Дверь распахнулась сама собой. Дали мигнули синим, и зазмеилась впереди дорожка.
— Ты женщина,— упорно твердил он,— и ты можешь быть моей…
Потом поднял ее и упал с ней на доски. И почувствовал, что ей должно быть больно, и рад был этому.
— Пусти, слышишь, пусти! — задыхаясь, билась она, и в ней рождалась злоба.
И так, молча, боролись они с чем-то, что было больше и сильнее их, но думали, что борются друг с другом.
И когда он прижался к ее рту губами, она укусила их и не выпускала, всасывая в себя.
Метались белые искры и моргало испуганно-подглядывающее небо…
Но потом он почувствовал, что она слабеет, и испугался и обрадовался этому.
Пальцы ее плохо складывались и онемели ноги.

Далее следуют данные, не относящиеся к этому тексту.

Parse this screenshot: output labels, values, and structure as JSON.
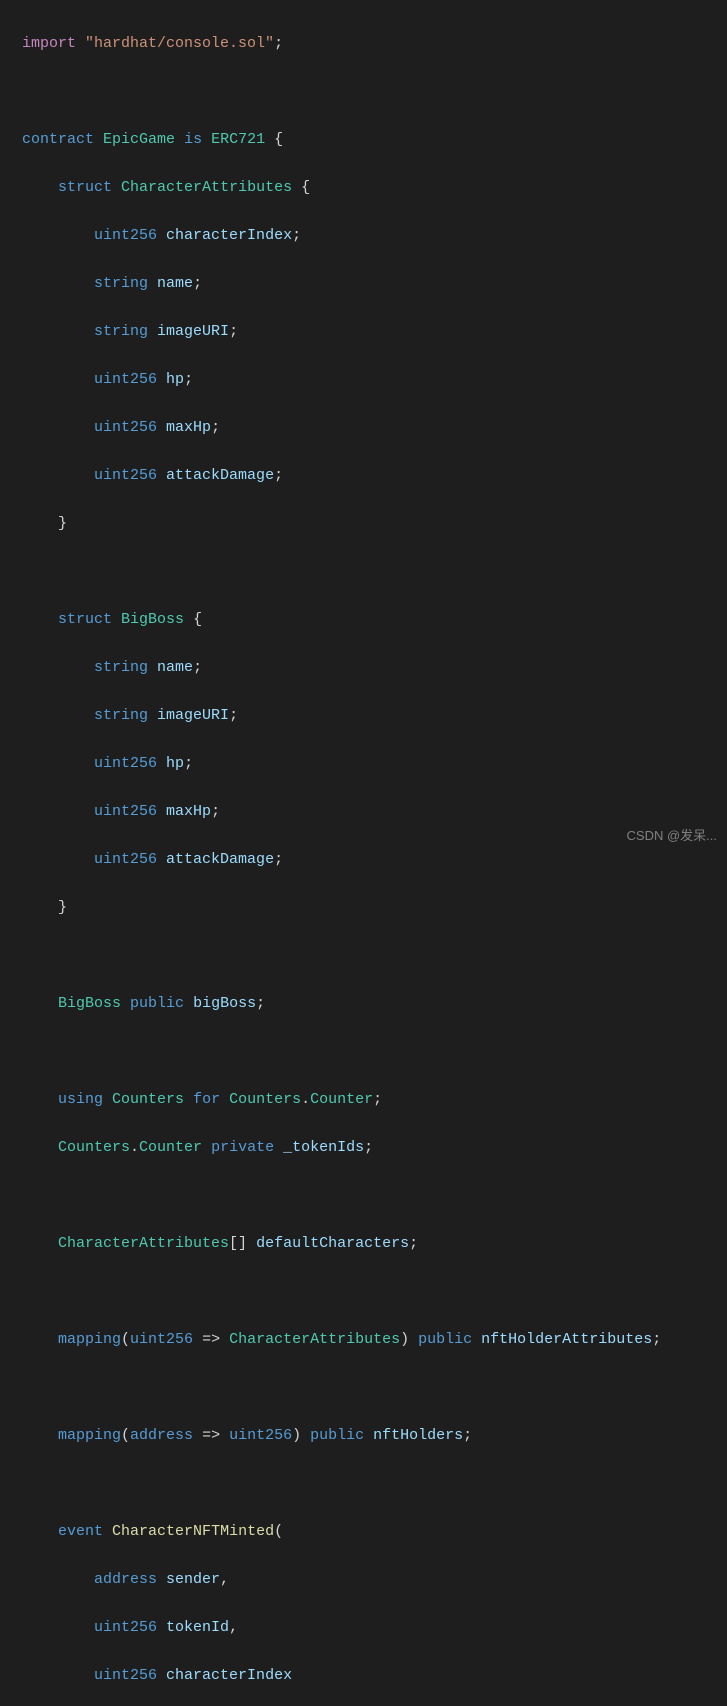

Родилось в нем какое-то необъятное, властное чувство.
Он схватил ее голову руками, прижался к ней лицом и бормотал что-то бессвязное, и ему молча отвечало покорное…
В небе заворочались камни тяжело и гулко, река повторила пугливым откликом, и влажно-горячие волны поплыли в воздух.
Мягкая и таинственно манящая лежала под ним женщина… И вдруг он вспомнил…
Тогда оторвал от нее свою голову и глянул в открытую дверь.
Там, по темной змеистой дорожке, в синем сумраке надвигающейся воробьиной ночи шла Люба.
И не зная, чувствует ли он ее или видит, сон это или действительность, в холодном ужасе понял, что она смотрит сюда своими голубыми глазами и наивная тень лежит на них от длинных ресниц.
И мелькнул знакомый, нежно-далекий голос:
— Я уже одеваюсь, Лия Дмитриевна… Слышите?..
И не знал, когда он его слышал, но ощутил холод.
Под ним лежала та, которую он хотел, а теперь безразличная и чужая, и вновь душа его наполнилась жгучим чувством любви и стыда, и не мог он понять, что сделал сейчас, чего хотел, и не мог вместить в себе эти два чувства, не дополняющие друг друга, как раньше, а глубоко различные.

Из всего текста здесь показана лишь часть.